On baseball's limited form of revenue sharing, and small-market teams' complaints that enough money isn't shared: "Revenue sharing alone ties teams together. Therefore every team has to try to increase its revenue. Teams can't just sit idly by.

"So, having said that, you can't ask a team who builds a new stadium and gets its revenues up and spends a lot of money to try to take care of people who haven't tried to help them. We want to succeed. This is a wonderful major league city, but it needs a new stadium."

On the argument that small-revenue teams with new stadiums still won't be able to compete with the game's richest teams: "I can't defend the economics of the game.

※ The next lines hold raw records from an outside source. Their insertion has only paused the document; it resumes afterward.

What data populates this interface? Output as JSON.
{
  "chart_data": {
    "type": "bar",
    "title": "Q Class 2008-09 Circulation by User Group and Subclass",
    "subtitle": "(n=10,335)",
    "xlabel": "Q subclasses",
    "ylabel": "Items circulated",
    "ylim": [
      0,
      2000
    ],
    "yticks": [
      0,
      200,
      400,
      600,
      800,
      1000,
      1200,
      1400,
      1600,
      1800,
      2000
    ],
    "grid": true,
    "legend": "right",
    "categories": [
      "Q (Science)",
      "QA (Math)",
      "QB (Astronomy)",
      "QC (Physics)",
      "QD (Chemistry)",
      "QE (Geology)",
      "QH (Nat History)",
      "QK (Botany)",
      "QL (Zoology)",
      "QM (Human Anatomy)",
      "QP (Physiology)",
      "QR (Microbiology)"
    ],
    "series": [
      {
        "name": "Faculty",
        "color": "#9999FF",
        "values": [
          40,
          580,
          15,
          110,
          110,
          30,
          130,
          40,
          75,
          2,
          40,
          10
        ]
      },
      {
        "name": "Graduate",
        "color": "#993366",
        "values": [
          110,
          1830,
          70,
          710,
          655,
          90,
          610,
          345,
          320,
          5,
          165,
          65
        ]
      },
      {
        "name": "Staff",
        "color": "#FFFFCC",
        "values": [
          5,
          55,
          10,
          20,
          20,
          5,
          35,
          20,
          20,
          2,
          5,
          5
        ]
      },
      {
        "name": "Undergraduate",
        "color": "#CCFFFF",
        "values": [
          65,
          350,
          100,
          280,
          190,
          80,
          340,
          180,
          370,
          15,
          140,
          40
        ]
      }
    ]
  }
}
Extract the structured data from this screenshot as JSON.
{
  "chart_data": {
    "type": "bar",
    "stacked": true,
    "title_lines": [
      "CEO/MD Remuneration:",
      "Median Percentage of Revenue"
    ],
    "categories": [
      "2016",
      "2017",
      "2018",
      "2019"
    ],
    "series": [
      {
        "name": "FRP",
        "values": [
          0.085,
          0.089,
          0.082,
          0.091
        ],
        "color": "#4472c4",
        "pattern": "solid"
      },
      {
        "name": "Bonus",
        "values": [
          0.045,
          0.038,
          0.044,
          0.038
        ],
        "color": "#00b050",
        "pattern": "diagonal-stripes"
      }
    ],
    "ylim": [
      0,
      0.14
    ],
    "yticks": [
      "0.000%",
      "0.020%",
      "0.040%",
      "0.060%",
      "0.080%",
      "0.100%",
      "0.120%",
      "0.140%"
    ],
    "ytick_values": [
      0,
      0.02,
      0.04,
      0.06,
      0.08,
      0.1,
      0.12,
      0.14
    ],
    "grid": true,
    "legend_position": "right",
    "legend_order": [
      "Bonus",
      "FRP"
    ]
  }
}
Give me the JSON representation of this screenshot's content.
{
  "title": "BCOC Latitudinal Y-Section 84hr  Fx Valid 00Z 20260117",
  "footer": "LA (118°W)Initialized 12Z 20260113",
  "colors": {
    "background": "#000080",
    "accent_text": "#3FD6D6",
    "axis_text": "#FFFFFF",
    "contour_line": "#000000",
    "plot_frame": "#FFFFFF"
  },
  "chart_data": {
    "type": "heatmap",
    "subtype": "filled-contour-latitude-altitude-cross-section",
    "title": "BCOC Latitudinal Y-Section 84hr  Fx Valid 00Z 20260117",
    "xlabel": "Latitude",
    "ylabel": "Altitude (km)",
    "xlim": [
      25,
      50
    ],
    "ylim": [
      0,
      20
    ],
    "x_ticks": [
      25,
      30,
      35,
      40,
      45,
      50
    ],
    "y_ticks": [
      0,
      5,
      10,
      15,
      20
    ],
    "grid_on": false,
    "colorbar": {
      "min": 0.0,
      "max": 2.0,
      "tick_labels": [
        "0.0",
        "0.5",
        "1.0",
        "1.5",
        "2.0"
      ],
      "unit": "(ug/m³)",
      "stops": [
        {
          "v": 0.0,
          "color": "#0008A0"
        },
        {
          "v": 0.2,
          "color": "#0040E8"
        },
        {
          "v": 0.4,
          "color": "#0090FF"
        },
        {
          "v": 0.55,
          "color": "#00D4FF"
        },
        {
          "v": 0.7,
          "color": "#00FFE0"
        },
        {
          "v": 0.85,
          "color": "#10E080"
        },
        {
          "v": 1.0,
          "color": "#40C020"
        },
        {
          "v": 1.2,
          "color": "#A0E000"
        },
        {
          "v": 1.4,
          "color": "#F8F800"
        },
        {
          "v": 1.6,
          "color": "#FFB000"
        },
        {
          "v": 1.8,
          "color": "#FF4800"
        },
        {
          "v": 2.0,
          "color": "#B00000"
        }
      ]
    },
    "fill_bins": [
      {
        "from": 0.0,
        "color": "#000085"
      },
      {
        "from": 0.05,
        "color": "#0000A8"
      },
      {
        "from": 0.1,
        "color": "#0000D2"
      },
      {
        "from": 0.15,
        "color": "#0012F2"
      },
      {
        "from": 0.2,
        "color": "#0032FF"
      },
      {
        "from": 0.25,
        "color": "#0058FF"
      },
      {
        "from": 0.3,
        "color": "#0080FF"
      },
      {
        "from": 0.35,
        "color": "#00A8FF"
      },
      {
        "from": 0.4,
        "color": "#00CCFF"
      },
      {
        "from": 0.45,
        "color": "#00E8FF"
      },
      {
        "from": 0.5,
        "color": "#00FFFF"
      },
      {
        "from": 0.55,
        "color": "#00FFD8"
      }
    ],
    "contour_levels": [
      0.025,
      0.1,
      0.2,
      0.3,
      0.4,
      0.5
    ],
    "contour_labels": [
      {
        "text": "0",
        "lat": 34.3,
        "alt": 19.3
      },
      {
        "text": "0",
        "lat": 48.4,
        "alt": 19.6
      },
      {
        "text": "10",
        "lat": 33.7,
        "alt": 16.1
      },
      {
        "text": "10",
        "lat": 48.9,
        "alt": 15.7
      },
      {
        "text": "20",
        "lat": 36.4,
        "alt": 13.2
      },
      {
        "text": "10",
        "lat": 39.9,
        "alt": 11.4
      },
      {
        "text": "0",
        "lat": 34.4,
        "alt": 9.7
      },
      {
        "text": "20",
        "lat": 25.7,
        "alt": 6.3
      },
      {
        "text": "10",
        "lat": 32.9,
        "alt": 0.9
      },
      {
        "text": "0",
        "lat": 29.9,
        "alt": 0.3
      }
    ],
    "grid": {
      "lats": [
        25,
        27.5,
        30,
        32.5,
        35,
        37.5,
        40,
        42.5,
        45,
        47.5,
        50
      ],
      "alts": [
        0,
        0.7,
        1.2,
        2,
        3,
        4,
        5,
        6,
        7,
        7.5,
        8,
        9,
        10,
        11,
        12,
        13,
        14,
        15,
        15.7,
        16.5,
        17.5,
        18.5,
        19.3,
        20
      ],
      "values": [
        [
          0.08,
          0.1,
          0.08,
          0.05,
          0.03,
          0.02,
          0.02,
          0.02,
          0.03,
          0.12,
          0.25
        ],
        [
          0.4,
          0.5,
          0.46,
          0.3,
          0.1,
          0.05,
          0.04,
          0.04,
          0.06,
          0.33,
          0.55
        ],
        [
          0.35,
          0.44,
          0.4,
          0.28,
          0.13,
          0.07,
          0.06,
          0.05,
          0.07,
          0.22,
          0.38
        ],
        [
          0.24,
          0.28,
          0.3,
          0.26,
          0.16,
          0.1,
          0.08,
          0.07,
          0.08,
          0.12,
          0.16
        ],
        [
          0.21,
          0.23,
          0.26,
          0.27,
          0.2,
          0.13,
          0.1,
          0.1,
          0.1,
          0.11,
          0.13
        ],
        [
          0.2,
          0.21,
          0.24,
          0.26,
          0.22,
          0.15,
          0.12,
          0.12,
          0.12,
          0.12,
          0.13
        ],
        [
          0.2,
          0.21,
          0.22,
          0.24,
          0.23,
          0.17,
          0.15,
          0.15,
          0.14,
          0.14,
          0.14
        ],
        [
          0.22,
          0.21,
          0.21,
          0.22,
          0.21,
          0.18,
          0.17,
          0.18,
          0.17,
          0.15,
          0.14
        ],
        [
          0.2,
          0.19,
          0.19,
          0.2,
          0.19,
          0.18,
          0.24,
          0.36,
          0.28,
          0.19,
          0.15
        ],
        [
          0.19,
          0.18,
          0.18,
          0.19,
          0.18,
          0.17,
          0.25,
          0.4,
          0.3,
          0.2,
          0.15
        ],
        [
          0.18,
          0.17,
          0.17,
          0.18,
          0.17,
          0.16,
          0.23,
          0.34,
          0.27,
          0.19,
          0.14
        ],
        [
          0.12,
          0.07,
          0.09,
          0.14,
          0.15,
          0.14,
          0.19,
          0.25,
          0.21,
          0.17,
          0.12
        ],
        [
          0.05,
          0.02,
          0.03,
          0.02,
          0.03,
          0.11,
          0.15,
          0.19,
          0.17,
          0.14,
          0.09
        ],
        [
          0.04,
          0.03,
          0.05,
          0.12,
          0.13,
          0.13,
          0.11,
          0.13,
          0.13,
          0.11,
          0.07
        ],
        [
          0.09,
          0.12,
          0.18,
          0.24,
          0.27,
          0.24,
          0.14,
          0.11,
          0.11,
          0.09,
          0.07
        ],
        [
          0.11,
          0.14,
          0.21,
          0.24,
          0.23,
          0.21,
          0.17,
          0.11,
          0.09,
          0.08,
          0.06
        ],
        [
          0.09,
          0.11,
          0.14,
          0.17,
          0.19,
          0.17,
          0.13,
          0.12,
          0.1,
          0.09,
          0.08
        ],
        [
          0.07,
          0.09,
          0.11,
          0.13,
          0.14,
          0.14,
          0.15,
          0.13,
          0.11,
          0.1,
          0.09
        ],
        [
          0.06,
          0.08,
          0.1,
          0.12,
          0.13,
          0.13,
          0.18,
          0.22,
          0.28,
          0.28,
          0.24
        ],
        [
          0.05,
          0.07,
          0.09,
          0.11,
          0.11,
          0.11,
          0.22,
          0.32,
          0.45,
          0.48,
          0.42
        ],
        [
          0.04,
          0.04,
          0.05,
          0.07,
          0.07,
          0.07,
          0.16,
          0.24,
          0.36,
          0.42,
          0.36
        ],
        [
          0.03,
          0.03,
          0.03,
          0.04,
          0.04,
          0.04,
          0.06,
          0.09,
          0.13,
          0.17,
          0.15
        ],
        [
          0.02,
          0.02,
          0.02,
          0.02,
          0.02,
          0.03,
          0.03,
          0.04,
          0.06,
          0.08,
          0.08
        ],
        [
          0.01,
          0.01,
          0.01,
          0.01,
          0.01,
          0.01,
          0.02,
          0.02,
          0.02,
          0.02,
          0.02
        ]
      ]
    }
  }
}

That's why I took the job. But people who say that are wrong. They're incorrect.

"After all, I was part of a process before I took this job in a city [Milwaukee] smaller than this where they built a new stadium and a team signed a 30-year lease, and the team will do very well for the next 30 years. . . . Without a new stadium, you have no chance. That has now become an excuse. We'll change the system -- that's why I took this job. . . .

"I recognize what we have to do. But if you don't do anything [about building a stadium], I don't understand what the end game is. . . . New ballparks have been built everywhere else. What's the use of sitting around and waiting?"

On the responsibility of ownership to pay for a stadium: "The stadium deals today are remarkably different than they were years ago. There's much more participation than there used to be. I happen to believe in that. I believe in long-term leases, and I don't like threatening any more than anybody else.

"But fair is fair, and I want to say this because there's one thing that's bothered me around here: It's easy to blame the club and the owner; that's the great American sport. That's wrong. The bottom line in the whole thing is there are people trying to find a way to get this thing to work.

"I want to remind you that we're in a renaissance right now where the game is more popular than ever before and you will be shocked at what you see in the next 2-3 years. Why shouldn't the Twin Cities be a part of that?"